Department of Pathology and Laboratory Medicine, David Geffen School of Medicine, University of California, Los Angeles, CA, USA.
J Immunol Res. 2017;2017:7903471. doi: 10.1155/2017/7903471. Epub 2017 Mar 8.
Consistent with Dr. Paul Terasaki's "humoral theory of rejection" numerous studies have shown that HLA antibodies can cause acute and chronic antibody mediated rejection (AMR) and decreased graft survival. New evidence also supports a role for antibodies to non-HLA antigens in AMR and allograft injury. Despite the remarkable efforts by leaders in the field who pioneered single antigen bead technology for detection of donor specific antibodies, a considerable amount of work is still needed to better define the antibody attributes that are associated with AMR pathology. This review highlights what is currently known about the clinical context of pre and posttransplant antibodies, antibody characteristics that influence AMR, and the paths after donor specific antibody production (no rejection, subclinical rejection, and clinical dysfunction with AMR).

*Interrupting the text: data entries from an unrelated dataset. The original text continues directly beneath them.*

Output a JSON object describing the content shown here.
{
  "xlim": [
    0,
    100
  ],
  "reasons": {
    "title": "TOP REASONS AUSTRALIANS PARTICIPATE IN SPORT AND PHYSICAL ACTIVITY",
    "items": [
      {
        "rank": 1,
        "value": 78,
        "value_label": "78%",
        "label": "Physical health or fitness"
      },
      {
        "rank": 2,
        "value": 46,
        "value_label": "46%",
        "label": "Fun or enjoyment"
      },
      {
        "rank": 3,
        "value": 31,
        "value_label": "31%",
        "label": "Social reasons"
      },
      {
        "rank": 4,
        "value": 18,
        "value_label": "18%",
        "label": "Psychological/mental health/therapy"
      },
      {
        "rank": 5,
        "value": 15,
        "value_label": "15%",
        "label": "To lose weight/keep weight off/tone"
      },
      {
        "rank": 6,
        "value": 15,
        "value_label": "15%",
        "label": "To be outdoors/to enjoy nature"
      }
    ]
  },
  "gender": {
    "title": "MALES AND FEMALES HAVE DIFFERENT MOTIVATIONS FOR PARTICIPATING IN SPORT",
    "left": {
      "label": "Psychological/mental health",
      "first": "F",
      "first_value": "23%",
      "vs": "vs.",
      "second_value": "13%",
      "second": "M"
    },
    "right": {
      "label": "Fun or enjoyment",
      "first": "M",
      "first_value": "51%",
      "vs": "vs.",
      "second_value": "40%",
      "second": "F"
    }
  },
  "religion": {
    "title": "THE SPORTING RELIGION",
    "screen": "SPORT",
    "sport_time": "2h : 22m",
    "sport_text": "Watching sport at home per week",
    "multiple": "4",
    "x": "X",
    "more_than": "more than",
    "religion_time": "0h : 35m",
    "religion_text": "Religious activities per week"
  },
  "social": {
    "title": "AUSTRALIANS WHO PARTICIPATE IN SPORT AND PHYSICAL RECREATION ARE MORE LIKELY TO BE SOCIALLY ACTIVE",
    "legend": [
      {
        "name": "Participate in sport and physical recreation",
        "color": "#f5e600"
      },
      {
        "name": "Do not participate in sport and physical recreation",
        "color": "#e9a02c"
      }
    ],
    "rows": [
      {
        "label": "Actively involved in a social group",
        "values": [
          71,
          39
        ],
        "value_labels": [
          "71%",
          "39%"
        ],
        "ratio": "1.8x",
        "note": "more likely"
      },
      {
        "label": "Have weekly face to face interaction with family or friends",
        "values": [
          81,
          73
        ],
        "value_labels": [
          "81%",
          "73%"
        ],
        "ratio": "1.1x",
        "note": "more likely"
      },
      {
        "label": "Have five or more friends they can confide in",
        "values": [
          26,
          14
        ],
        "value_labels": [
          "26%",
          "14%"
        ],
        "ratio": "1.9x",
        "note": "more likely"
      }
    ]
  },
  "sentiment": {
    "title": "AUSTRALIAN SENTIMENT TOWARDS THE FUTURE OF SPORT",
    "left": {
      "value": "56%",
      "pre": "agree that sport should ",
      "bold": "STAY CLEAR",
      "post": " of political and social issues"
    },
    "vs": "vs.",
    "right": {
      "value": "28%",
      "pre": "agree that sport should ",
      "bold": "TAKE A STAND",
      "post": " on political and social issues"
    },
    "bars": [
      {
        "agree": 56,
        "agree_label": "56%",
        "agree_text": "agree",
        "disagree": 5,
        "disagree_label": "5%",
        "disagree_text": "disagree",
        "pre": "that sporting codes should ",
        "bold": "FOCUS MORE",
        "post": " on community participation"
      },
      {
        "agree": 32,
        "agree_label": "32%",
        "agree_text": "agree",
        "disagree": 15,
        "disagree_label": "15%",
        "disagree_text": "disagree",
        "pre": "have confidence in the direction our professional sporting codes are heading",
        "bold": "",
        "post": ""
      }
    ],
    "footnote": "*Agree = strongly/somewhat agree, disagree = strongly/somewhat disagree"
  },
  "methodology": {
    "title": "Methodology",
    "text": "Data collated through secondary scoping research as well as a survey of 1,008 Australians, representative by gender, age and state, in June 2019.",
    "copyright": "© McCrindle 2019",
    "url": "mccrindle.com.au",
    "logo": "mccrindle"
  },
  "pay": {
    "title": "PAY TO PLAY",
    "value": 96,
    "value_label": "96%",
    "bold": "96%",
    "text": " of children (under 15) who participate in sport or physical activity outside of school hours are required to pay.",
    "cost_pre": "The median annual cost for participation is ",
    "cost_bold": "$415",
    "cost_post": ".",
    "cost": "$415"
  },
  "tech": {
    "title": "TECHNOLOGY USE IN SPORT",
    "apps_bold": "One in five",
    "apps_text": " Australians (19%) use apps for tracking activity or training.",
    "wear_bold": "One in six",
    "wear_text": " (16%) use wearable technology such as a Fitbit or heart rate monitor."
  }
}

与 Paul Terasaki 博士的“排斥的体液学说”一致,许多研究表明 HLA 抗体可导致急性和慢性抗体介导的排斥(AMR)和移植物存活率降低。新证据也支持非 HLA 抗原抗体在 AMR 和同种异体损伤中的作用。尽管该领域的领导者们做出了卓越的努力,他们开创了用于检测供体特异性抗体的单抗原珠技术,但仍需要做大量的工作来更好地确定与 AMR 病理相关的抗体特征。本综述重点介绍了目前已知的移植前和移植后抗体的临床背景、影响 AMR 的抗体特征以及供体特异性抗体产生后的途径(无排斥、亚临床排斥和 AMR 导致的临床功能障碍)。